Telepon itu berdering di pagi yang mestinya tenang. Aku baru saja menaruh gelas kopi yang masih mengepul, berharap lima menit damai sebelum dunia memanggil. Tapi yang kudengar justru suara bariton khas arek Suroboyo—yang kalau bicara, selalu seperti sedang menyulut petasan di kuping orang.

Nuck, waktunya naik panggung lebih tinggi.
Jederrr. Baru juga aku duduk.

Jawa Ad ikut Kongres Nasional PPPI—Persatuan Perusahaan Periklanan Indonesia. Aku dipercaya jadi Ketua Panitia Nasional, dan kamu…pegang Operasional Lapangan. Ketua Bidang IV. Siap, kan?

Siap?
Siapa yang siap?
Tapi ya mana bisa aku bilang nggak.

Jadi aku hanya menarik napas panjang. “Mas, aku ini siapnya nanti sore.
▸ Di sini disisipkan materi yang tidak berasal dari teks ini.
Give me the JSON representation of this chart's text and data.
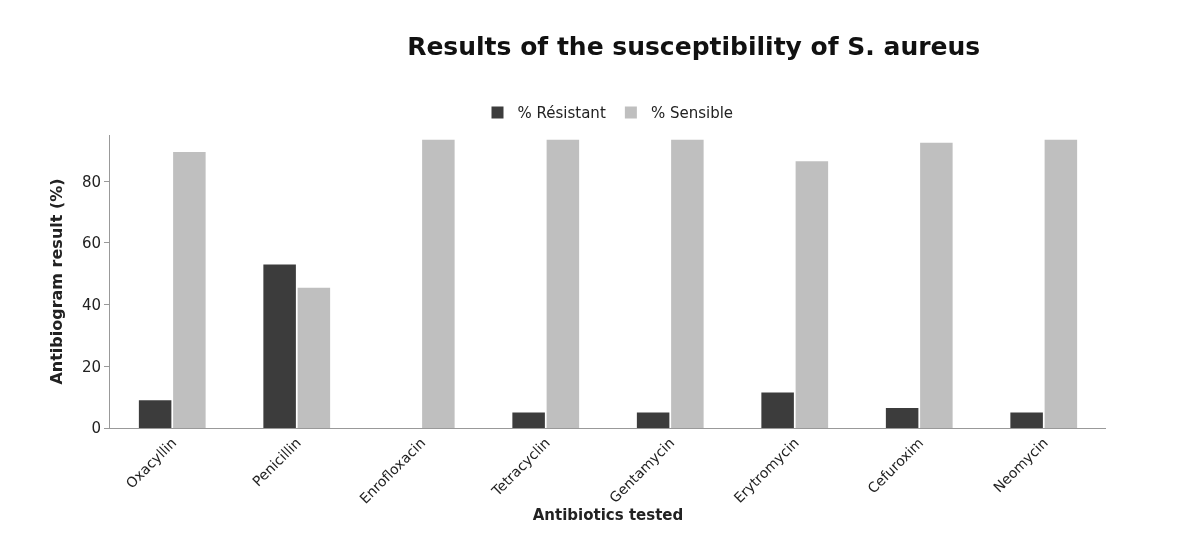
{
  "chart_data": {
    "type": "bar",
    "title": "Results of the susceptibility of S. aureus",
    "xlabel": "Antibiotics tested",
    "ylabel": "Antibiogram result (%)",
    "categories": [
      "Oxacyllin",
      "Penicillin",
      "Enrofloxacin",
      "Tetracyclin",
      "Gentamycin",
      "Erytromycin",
      "Cefuroxim",
      "Neomycin"
    ],
    "series": [
      {
        "name": "% Résistant",
        "color": "#3c3c3c",
        "values": [
          9,
          53,
          0,
          5,
          5,
          11.5,
          6.5,
          5
        ]
      },
      {
        "name": "% Sensible",
        "color": "#bfbfbf",
        "values": [
          89.5,
          45.5,
          93.5,
          93.5,
          93.5,
          86.5,
          92.5,
          93.5
        ]
      }
    ],
    "ylim": [
      0,
      95
    ],
    "yticks": [
      0,
      20,
      40,
      60,
      80
    ],
    "legend": "top"
  }
}
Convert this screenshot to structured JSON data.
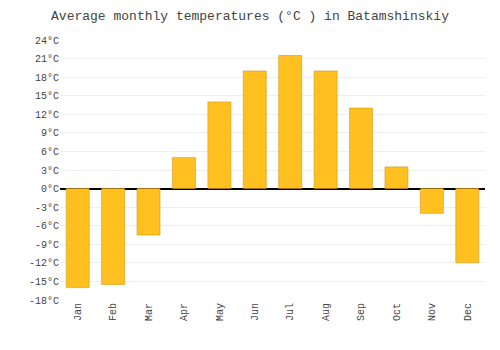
{
  "chart_data": {
    "type": "bar",
    "title": "Average monthly temperatures (°C ) in Batamshinskiy",
    "categories": [
      "Jan",
      "Feb",
      "Mar",
      "Apr",
      "May",
      "Jun",
      "Jul",
      "Aug",
      "Sep",
      "Oct",
      "Nov",
      "Dec"
    ],
    "values": [
      -16,
      -15.5,
      -7.5,
      5,
      14,
      19,
      21.5,
      19,
      13,
      3.5,
      -4,
      -12
    ],
    "color": "#FFC020",
    "ylim": [
      -18,
      24
    ],
    "yticks": [
      {
        "value": -18,
        "label": "-18°C"
      },
      {
        "value": -15,
        "label": "-15°C"
      },
      {
        "value": -12,
        "label": "-12°C"
      },
      {
        "value": -9,
        "label": "-9°C"
      },
      {
        "value": -6,
        "label": "-6°C"
      },
      {
        "value": -3,
        "label": "-3°C"
      },
      {
        "value": 0,
        "label": "0°C"
      },
      {
        "value": 3,
        "label": "3°C"
      },
      {
        "value": 6,
        "label": "6°C"
      },
      {
        "value": 9,
        "label": "9°C"
      },
      {
        "value": 12,
        "label": "12°C"
      },
      {
        "value": 15,
        "label": "15°C"
      },
      {
        "value": 18,
        "label": "18°C"
      },
      {
        "value": 21,
        "label": "21°C"
      },
      {
        "value": 24,
        "label": "24°C"
      }
    ],
    "grid": true
  }
}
Tapi kalau jenengan bilang sekarang, yo siap!

Tawa di seberang terdengar seperti lereng Gunung Arjuno runtuh setengah—keras, lepas, dan penuh keyakinan.

Iki jatahmu, Cak. Kesempatan bukan datang dua kali.

Dan di situlah perjalanan besar itu dimulai.

 

Menata Langkah, Menata Logistik, Menata Waras

Beberapa jam kemudian, aku sudah duduk bersama Mas Mufid—mentor, kakak, sparring partner, sekaligus guru kehidupan pahit-manis industri kreatif. Kadang aku curiga, kalau hidup ini ring tinju, dia lah Mike Tyson dan aku cuma karung latihan yang sabar.

Nuck, kita bukan cuma bikin acara. Kita bikin sejarah.

Begitu katanya, tanpa basa-basi.
Aku hanya mengangguk sambil diam-diam menelan ludah.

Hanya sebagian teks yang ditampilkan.